Los sueños, las fantasías, los anhelos del siglo XX tienen forma de imagen. No cualquier imagen, no en cualquier soporte. Tienen forma de fotografías. Apenas 30 años después de su presentación ante la Academia de Ciencias de París, la fotografía dejaba de ser un objeto de lujo para las élites y diversificaba su uso documental y antropológico, se utilizaba en archivos policiales, informes de guerra y relevamientos territoriales. Apenas 30 años después de su presentación, la imagen se coleccionaba en postales, se traficaba como parte de la educación sentimental, de la iniciación sexual. El fotoperiodismo y las revistas ilustradas la alojaban en sus páginas para construir la “actualidad”. La cámara puso el mundo a disposición del espectador, lo convirtió en un objeto de consumo. El siglo XX es un siglo de consumo de fotografías que proponen modelos de conductas y formas de vida, maneras de vestir y de alimentarse, estilos e identidades. La radio y el cine, y el apenas despuntar de la televisión, proponen un universo de imágenes que no deja de multiplicarse bajo la forma de más imágenes.

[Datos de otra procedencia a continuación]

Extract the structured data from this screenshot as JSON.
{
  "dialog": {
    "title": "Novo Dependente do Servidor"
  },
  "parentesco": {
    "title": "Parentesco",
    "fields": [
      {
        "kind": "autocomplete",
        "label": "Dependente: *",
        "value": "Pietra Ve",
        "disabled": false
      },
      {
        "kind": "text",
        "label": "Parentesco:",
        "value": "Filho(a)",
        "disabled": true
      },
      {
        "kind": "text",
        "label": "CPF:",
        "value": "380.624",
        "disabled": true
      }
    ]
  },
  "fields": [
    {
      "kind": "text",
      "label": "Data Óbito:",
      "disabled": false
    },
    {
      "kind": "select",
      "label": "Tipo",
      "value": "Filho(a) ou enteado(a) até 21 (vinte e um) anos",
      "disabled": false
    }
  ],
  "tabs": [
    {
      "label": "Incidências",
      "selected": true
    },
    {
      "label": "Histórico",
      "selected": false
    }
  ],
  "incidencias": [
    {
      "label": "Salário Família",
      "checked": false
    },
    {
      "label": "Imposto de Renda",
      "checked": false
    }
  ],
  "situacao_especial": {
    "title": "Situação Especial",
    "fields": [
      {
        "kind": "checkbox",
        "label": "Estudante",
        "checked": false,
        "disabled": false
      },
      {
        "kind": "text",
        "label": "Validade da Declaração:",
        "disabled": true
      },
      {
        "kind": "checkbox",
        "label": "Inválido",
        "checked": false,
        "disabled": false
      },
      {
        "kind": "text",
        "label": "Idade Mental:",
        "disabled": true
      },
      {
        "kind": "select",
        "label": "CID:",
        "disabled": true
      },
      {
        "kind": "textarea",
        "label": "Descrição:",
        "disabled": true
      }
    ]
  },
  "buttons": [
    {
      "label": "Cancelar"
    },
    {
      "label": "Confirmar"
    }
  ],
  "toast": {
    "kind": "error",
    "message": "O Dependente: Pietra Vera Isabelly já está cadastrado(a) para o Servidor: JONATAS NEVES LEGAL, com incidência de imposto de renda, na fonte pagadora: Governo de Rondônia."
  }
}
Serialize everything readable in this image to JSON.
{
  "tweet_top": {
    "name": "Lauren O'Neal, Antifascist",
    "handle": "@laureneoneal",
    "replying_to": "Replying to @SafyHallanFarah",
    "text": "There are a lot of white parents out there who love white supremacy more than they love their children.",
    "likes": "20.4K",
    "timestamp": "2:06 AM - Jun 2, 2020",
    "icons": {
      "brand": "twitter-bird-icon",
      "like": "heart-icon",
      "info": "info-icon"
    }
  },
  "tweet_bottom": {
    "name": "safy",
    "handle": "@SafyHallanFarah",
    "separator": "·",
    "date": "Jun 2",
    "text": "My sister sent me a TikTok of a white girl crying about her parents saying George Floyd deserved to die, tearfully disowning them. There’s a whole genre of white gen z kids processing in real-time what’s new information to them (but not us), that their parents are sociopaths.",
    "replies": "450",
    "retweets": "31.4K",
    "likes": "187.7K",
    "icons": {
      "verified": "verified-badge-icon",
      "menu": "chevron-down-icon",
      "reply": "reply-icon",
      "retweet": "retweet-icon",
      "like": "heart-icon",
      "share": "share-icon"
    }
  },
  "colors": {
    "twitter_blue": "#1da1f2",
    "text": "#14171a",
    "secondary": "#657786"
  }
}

El mundo del espectáculo local tendrá su fotógrafa en Annemarie Heinrich, una joven nacida en Alemania en 1912 y criada en la Argentina. Discípula de la australiana Melitta Lang y el polaco Sivul Wilenski, Heinrich abre su propio y modesto estudio en 1930 y se propone desarrollar el oficio del siglo: fotógrafa profesional. Se vuelve, entre otras cosas, retratista del star system local. De ella son ciertas imágenes emblemáticas: Mirtha Legrand o Libertad Lamarque, la cabeza ladeada con previsible coquetería, la boca entreabierta, los dientes perfectos, la mirada sonriente. También la foto de la joven Evita Duarte, en traje de baño a lunares, el cabello suelto, los brazos detrás de la cabeza y los ojos pícaros mirando hacia arriba, o la de Tita Merello, asomando a la imagen de costado, con el pelo revuelto y las cejas arqueadas, el gesto de rea. Durante décadas, la cámara de Heinrich registró los rostros del mundo del cine, el teatro y la danza, tomó también retratos de artistas plásticos, músicos y escritores: Zully Moreno, Tilda Thamar, Antonio Gades, Dolores del Río, Jorge Luis Borges, Pablo Neruda, Bárbara Mujica, Rafael Alberti, Cecilia Ingenieros, Atahualpa Yupanqui, Mercedes Sosa, Ástor Piazzolla, Pinky, Aníbal Troilo, Graciela Borges, Susana Giménez.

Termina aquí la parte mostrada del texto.